The students were asked to create an artwork within their teams expressing their understanding of leadership. Both teamwork and leadership were
exercised here as each team presented their perception of leadership through fabulous artwork. All the teams put up a great show! The next few days were dedicated to enhancing the participants' public speaking skills. A fun-filled poetry session was followed by two days of short speeches from the students. They were given guidelines and a general format to follow loosely, demonstrated in class through speeches from the facilitators and Ejaj Ahmad. Each student stood on the table and delivered a 4-minute speech of his or her own topic of interest. The rest of the students marked them based on structure, logic and delivery.
The six small groups carried out six different projects targeting the major problems in the slum. The six projects were: Health, Sanitation, Cleanliness, Adult Literacy, Skill Development and Water. While some conducted trainings to change people's behaviour and prior values, some also served by bringing immediate changes in the community in the form of organizing a free health camp, distributing public waste bins or donating pure water filters and other cleaning materials.
Through innovative ways of storytelling and showcasing Meena cartoons, the sanitation team, Rongdhnou, raised awareness among the kids to keep the environment clean. They also designed specific head bands, conveying a strong message to the people in the locality. Avijattri, the water team, propagated the need for pure drinking water via poster presentations. They also demonstrated filter systems such as charcoal filters to raise awareness. Eventually, with the aid of Water Aid, the group delivered three water filter systems to three community schools. Onirban, the cleanliness team, taught the kids of the slum to properly wash their hands using an innovative 8-step method.
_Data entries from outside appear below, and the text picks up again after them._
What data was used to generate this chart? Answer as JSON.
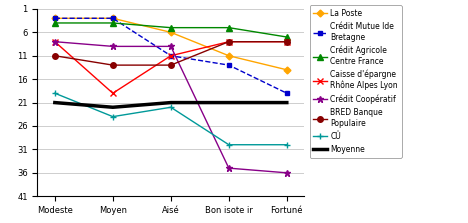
{
  "categories": [
    "Modeste",
    "Moyen",
    "Aisé",
    "Bon isote ir",
    "Fortuné"
  ],
  "series": [
    {
      "label": "La Poste",
      "color": "#FFA500",
      "marker": "D",
      "markersize": 3.5,
      "linewidth": 1.0,
      "linestyle": "-",
      "values": [
        3,
        3,
        6,
        11,
        14
      ]
    },
    {
      "label": "Crédit Mutue lde\nBretagne",
      "color": "#0000CC",
      "marker": "s",
      "markersize": 3.5,
      "linewidth": 1.0,
      "linestyle": "--",
      "values": [
        3,
        3,
        11,
        13,
        19
      ]
    },
    {
      "label": "Crédit Agricole\nCentre France",
      "color": "#008800",
      "marker": "^",
      "markersize": 4,
      "linewidth": 1.0,
      "linestyle": "-",
      "values": [
        4,
        4,
        5,
        5,
        7
      ]
    },
    {
      "label": "Caisse d'épargne\nRhône Alpes Lyon",
      "color": "#FF0000",
      "marker": "x",
      "markersize": 5,
      "linewidth": 1.0,
      "linestyle": "-",
      "values": [
        8,
        19,
        11,
        8,
        8
      ]
    },
    {
      "label": "Crédit Coopératif",
      "color": "#880088",
      "marker": "*",
      "markersize": 5,
      "linewidth": 1.0,
      "linestyle": "-",
      "values": [
        8,
        9,
        9,
        35,
        36
      ]
    },
    {
      "label": "BRED Banque\nPopulaire",
      "color": "#880000",
      "marker": "o",
      "markersize": 4,
      "linewidth": 1.0,
      "linestyle": "-",
      "values": [
        11,
        13,
        13,
        8,
        8
      ]
    },
    {
      "label": "CÛ",
      "color": "#009999",
      "marker": "+",
      "markersize": 5,
      "linewidth": 1.0,
      "linestyle": "-",
      "values": [
        19,
        24,
        22,
        30,
        30
      ]
    },
    {
      "label": "Moyenne",
      "color": "#000000",
      "marker": "",
      "markersize": 0,
      "linewidth": 2.5,
      "linestyle": "-",
      "values": [
        21,
        22,
        21,
        21,
        21
      ]
    }
  ],
  "ylim": [
    41,
    1
  ],
  "yticks": [
    1,
    6,
    11,
    16,
    21,
    26,
    31,
    36,
    41
  ],
  "ylabel": "",
  "xlabel": "",
  "background_color": "#FFFFFF",
  "plot_bg_color": "#FFFFFF",
  "grid_color": "#BBBBBB",
  "figsize": [
    4.68,
    2.23
  ],
  "dpi": 100,
  "legend_fontsize": 5.5,
  "tick_fontsize": 6
}
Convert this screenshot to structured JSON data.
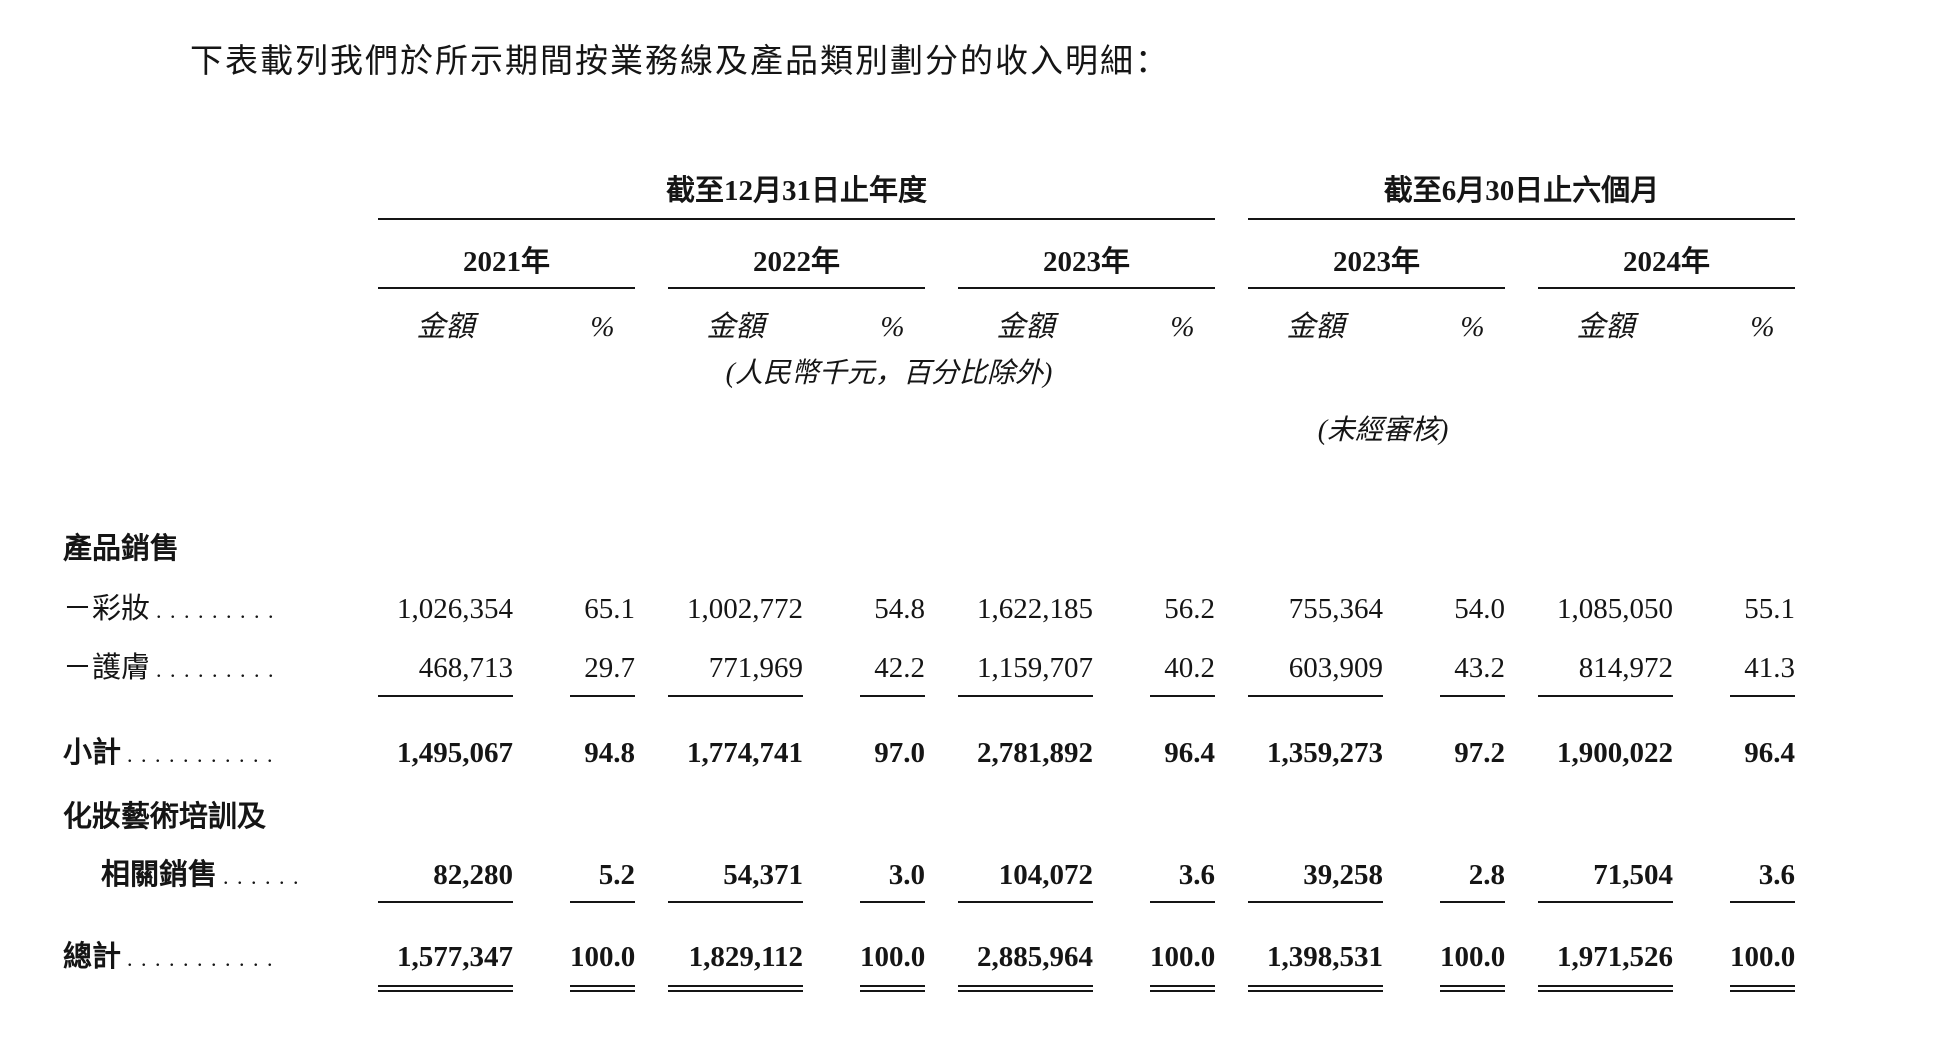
{
  "title": "下表載列我們於所示期間按業務線及產品類別劃分的收入明細：",
  "table": {
    "period_groups": [
      {
        "label": "截至12月31日止年度"
      },
      {
        "label": "截至6月30日止六個月"
      }
    ],
    "years": [
      "2021年",
      "2022年",
      "2023年",
      "2023年",
      "2024年"
    ],
    "col_headers": {
      "amount": "金額",
      "percent": "%"
    },
    "notes": {
      "unit": "(人民幣千元，百分比除外)",
      "unaudited": "(未經審核)"
    },
    "rows": [
      {
        "label": "產品銷售"
      },
      {
        "label": "－彩妝",
        "dots": ". . . . . . . . .",
        "values": [
          "1,026,354",
          "65.1",
          "1,002,772",
          "54.8",
          "1,622,185",
          "56.2",
          "755,364",
          "54.0",
          "1,085,050",
          "55.1"
        ]
      },
      {
        "label": "－護膚",
        "dots": ". . . . . . . . .",
        "values": [
          "468,713",
          "29.7",
          "771,969",
          "42.2",
          "1,159,707",
          "40.2",
          "603,909",
          "43.2",
          "814,972",
          "41.3"
        ]
      },
      {
        "label": "小計",
        "dots": ". . . . . . . . . . .",
        "values": [
          "1,495,067",
          "94.8",
          "1,774,741",
          "97.0",
          "2,781,892",
          "96.4",
          "1,359,273",
          "97.2",
          "1,900,022",
          "96.4"
        ]
      },
      {
        "label": "化妝藝術培訓及"
      },
      {
        "label": "相關銷售",
        "dots": ". . . . . .",
        "values": [
          "82,280",
          "5.2",
          "54,371",
          "3.0",
          "104,072",
          "3.6",
          "39,258",
          "2.8",
          "71,504",
          "3.6"
        ]
      },
      {
        "label": "總計",
        "dots": ". . . . . . . . . . .",
        "values": [
          "1,577,347",
          "100.0",
          "1,829,112",
          "100.0",
          "2,885,964",
          "100.0",
          "1,398,531",
          "100.0",
          "1,971,526",
          "100.0"
        ]
      }
    ]
  }
}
Besides, they also asserted on other cleanliness issues such as brushing teeth, cutting nails and wearing slippers. As part of their project, the group also donated 130 pieces of Dettol soap, 25 nail cutters and 6 brooms to the locality.
Ogropothik, the health team, diagnosed the dire situation in the slum and called for adaptive changes among the people by bringing in professional doctors to train them on a healthy way of living. Medicines and drugs were more of a technical fix; more important was the change in attitude. Moreover, the team also organized a health camp to proffer free medical services for the people in the locality. They also gave away some important vitamins and first aid kits to the patients. Shoptorshee, focused on generating skill development among the unemployed women in the slum. They conceived a brilliant idea of cultivating mushroom at affordable prices, which also had a great market demand. With the aid of professional trainers, the team managed to instill the change in people's mindset for their greater interest. The adult literacy group, Torongo, created innovative masks for the New Year and sold it to raise funds using which they purchased the necessary stationeries for the adults and started an adult education center there. Later on, all the students had to demonstrate their activities in the community through a report and a poster presentation.
The purpose was to unite the youth representing diverse backgrounds of Bangladesh to ensure that they know how to communicate with different groups of people. The purpose was to raise awareness amongst the youth of their responsibilities towards their country. But most importantly, the purpose was to nurture the next generation of leaders.